Dégradation des routes: Le gouvernement à la quête de solutions innovantes
Le Conseil national de la route (Conaroute) réuni le 1er juillet 2025 à Yaoundé dans le cadre de sa 28e session sous la présidence du Premier ministre, a donné l’occasion aux participants d’explorer les différentes technologies en matière de construction et/ou d’entretien de nos routes, notamment les matériaux entrant dans la composition des structures de chaussée.
Comment améliorer la qualité de nos routes, notamment en explorant les voies alternatives et les différentes technologies en matière de construction et/ou d’entretien, notamment les matériaux entrant dans la composition des structures de chaussée dans la quête du meilleur rapport qualité/coût des projets d’infrastructures routières.
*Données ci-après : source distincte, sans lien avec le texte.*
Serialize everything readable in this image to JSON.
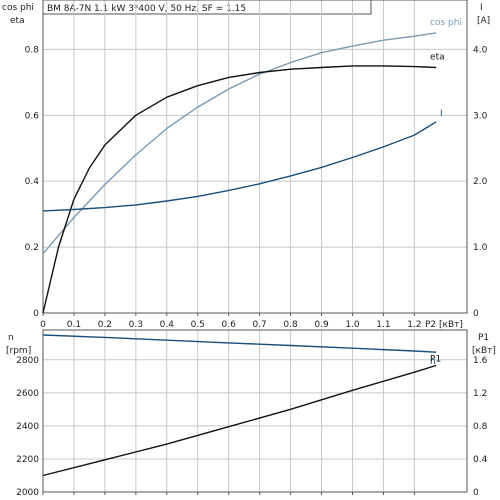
{
  "title": "BM 8A-7N   1.1 kW   3*400 V, 50 Hz, SF = 1.15",
  "colors": {
    "grid": "#c8c8c8",
    "axis": "#555555",
    "eta": "#111111",
    "cosphi": "#7a9ab5",
    "current": "#1b4f7a",
    "speed": "#1b4f7a",
    "power": "#111111"
  },
  "chart_data": [
    {
      "type": "line",
      "panel": "top",
      "ylabel_left_1": "cos phi",
      "ylabel_left_2": "eta",
      "ylabel_right_1": "I",
      "ylabel_right_2": "[A]",
      "xlabel": "P2 [кВт]",
      "xlim": [
        0,
        1.37
      ],
      "ylim": [
        0,
        0.95
      ],
      "ylim_right": [
        0,
        4.75
      ],
      "x_ticks": [
        "0",
        "0.1",
        "0.2",
        "0.3",
        "0.4",
        "0.5",
        "0.6",
        "0.7",
        "0.8",
        "0.9",
        "1.0",
        "1.1",
        "1.2"
      ],
      "y_ticks": [
        "0",
        "0.2",
        "0.4",
        "0.6",
        "0.8"
      ],
      "y_ticks_right": [
        "0",
        "1.0",
        "2.0",
        "3.0",
        "4.0"
      ],
      "grid": true,
      "series": [
        {
          "name": "cos phi",
          "axis": "left",
          "x": [
            0,
            0.1,
            0.2,
            0.3,
            0.4,
            0.5,
            0.6,
            0.7,
            0.8,
            0.9,
            1.0,
            1.1,
            1.2,
            1.27
          ],
          "y": [
            0.18,
            0.29,
            0.39,
            0.48,
            0.56,
            0.625,
            0.68,
            0.725,
            0.76,
            0.79,
            0.81,
            0.828,
            0.84,
            0.85
          ]
        },
        {
          "name": "eta",
          "axis": "left",
          "x": [
            0,
            0.05,
            0.1,
            0.15,
            0.2,
            0.3,
            0.4,
            0.5,
            0.6,
            0.7,
            0.8,
            0.9,
            1.0,
            1.1,
            1.2,
            1.27
          ],
          "y": [
            0,
            0.2,
            0.345,
            0.44,
            0.51,
            0.6,
            0.655,
            0.69,
            0.715,
            0.73,
            0.74,
            0.745,
            0.75,
            0.75,
            0.748,
            0.745
          ]
        },
        {
          "name": "I",
          "axis": "right",
          "x": [
            0,
            0.1,
            0.2,
            0.3,
            0.4,
            0.5,
            0.6,
            0.7,
            0.8,
            0.9,
            1.0,
            1.1,
            1.2,
            1.27
          ],
          "y": [
            1.55,
            1.57,
            1.6,
            1.64,
            1.7,
            1.77,
            1.86,
            1.96,
            2.08,
            2.21,
            2.36,
            2.52,
            2.7,
            2.9
          ]
        }
      ]
    },
    {
      "type": "line",
      "panel": "bottom",
      "ylabel_left_1": "n",
      "ylabel_left_2": "[rpm]",
      "ylabel_right_1": "P1",
      "ylabel_right_2": "[кВт]",
      "xlim": [
        0,
        1.37
      ],
      "ylim": [
        2000,
        2980
      ],
      "ylim_right": [
        0,
        1.96
      ],
      "y_ticks": [
        "2000",
        "2200",
        "2400",
        "2600",
        "2800"
      ],
      "y_ticks_right": [
        "0",
        "0.4",
        "0.8",
        "1.2",
        "1.6"
      ],
      "grid": true,
      "series": [
        {
          "name": "n",
          "axis": "left",
          "x": [
            0,
            0.2,
            0.4,
            0.6,
            0.8,
            1.0,
            1.2,
            1.27
          ],
          "y": [
            2950,
            2935,
            2918,
            2902,
            2886,
            2870,
            2853,
            2846
          ]
        },
        {
          "name": "P1",
          "axis": "right",
          "x": [
            0,
            0.2,
            0.4,
            0.6,
            0.8,
            1.0,
            1.2,
            1.27
          ],
          "y": [
            0.2,
            0.39,
            0.58,
            0.79,
            1.0,
            1.23,
            1.45,
            1.53
          ]
        }
      ]
    }
  ]
}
La question a préoccupé les participants à la 28e session du Conseil national de la route (Conaroute) réuni le 1er juillet 2025 à Yaoundé sous la présidence du Premier ministre, chef du gouvernement.
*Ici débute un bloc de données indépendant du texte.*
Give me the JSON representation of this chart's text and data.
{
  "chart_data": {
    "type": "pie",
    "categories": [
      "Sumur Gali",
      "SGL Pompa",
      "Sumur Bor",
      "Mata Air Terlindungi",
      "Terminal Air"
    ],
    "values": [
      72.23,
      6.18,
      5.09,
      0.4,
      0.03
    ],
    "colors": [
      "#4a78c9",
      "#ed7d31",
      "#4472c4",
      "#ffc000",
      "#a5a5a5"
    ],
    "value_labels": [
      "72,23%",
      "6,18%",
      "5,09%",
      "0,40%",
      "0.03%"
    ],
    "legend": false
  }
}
Sous le thème central « les propositions d’alternatives de construction et d’entretien des voiries du Cameroun », les membres statutaires du Conaroute et des invités ont suivi l’exposé du Minhdu sur « la capitalisation des enseignements tirés de la construction de certaines voiries en béton compacté au rouleau (BCR) : cas spécifiques des villes de Bafoussam, de Garoua, de Bertoua, de Maroua et de Bamenda ». Célestine Ketcha Courtès a relevé que la technologie du béton compacté au rouleau a été introduite au Cameroun dans le cadre du Programme sectoriel des transports, lié au 2e Programme d’ajustement structurel.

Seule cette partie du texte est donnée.